Opinião

Quem negociará com quem? O profissional de mídia frente aos algoritmos

Enquanto a IA cuida da execução, cabe a nós transformar dados em experiências, atenção em engajamento e informação em relevância real

Renato Gonçalves

Head de Mídia e Transformação Digital da Reckitt Comercial 22 de outubro de 2025 - 14h00

Quando comecei a trabalhar com mídia, a lógica era simples: negociar os melhores espaços e alcançar a maior audiência possível. Anos depois, a grande negociação não é mais com veículos, mas com algoritmos. Hoje, olhando para os planos da Meta de automatizar 100% da criação de anúncios com inteligência artificial até 2026, vejo que o desafio do profissional de mídia não está mais na execução, mas na interpretação.

Há quem enxergue a automação como uma ameaça, como se a inteligência artificial fosse minar o papel das agências ou dos times de mídia. Eu, por outro lado, vejo de forma diferente. A automação não veio para nos substituir, mas para nos libertar das tarefas repetitivas. Enquanto algoritmos otimizam orçamentos e assets em segundos, nós somos desafiados a focar no que nenhuma outra tecnologia consegue fazer: criar, em um sentido amplo, criar histórias, estratégias de marca, inovar e entender o consumidor em profundidade. Nesse sentido, não perdemos a relevância, ao contrário, ganhamos espaço para nos dedicar à criatividade, inovação técnica e visão cultural.

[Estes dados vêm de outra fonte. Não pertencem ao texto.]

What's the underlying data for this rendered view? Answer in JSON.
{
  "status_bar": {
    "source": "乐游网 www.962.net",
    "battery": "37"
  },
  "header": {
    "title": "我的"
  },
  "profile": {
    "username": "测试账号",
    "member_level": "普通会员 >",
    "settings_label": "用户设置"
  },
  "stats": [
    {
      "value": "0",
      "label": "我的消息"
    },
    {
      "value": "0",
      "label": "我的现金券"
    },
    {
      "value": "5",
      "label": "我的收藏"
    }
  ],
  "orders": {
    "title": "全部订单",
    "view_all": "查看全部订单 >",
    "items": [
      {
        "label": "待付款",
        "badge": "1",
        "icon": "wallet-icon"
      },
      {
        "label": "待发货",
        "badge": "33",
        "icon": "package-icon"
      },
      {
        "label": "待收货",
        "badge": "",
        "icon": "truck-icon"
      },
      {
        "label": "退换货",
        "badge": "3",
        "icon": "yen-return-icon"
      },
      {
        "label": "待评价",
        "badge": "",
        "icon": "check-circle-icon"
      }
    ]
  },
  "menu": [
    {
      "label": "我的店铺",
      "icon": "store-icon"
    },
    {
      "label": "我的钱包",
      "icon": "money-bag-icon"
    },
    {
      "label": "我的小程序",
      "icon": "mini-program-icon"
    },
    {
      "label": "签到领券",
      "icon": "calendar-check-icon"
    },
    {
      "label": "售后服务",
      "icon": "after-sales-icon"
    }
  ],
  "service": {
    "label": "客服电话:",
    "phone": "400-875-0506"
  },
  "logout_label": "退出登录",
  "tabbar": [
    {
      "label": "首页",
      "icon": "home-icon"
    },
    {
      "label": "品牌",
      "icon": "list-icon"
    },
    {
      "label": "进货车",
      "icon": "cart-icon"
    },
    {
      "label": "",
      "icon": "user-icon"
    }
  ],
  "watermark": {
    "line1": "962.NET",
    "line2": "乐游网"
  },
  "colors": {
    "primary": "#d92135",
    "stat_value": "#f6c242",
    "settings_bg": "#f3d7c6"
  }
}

Afinal, a IA pode nos dar milhões de dados, mas não nos diz qual é a história certa a ser contada. O verdadeiro poder hoje está em transformar esses “micromomentos” do consumidor em uma experiência que realmente gere engajamento. Segundo especialistas da Huble, agência global de marketing e inovação, campanhas em breve deixarão de mirar públicos amplos para operar quase em nível individual, mas feito em escala. Só que essa personalização só é eficaz se estiver amparada por ecossistemas de conteúdo multimodais e confiáveis, como vídeos, áudios, textos, imagens, que os algoritmos consigam interpretar.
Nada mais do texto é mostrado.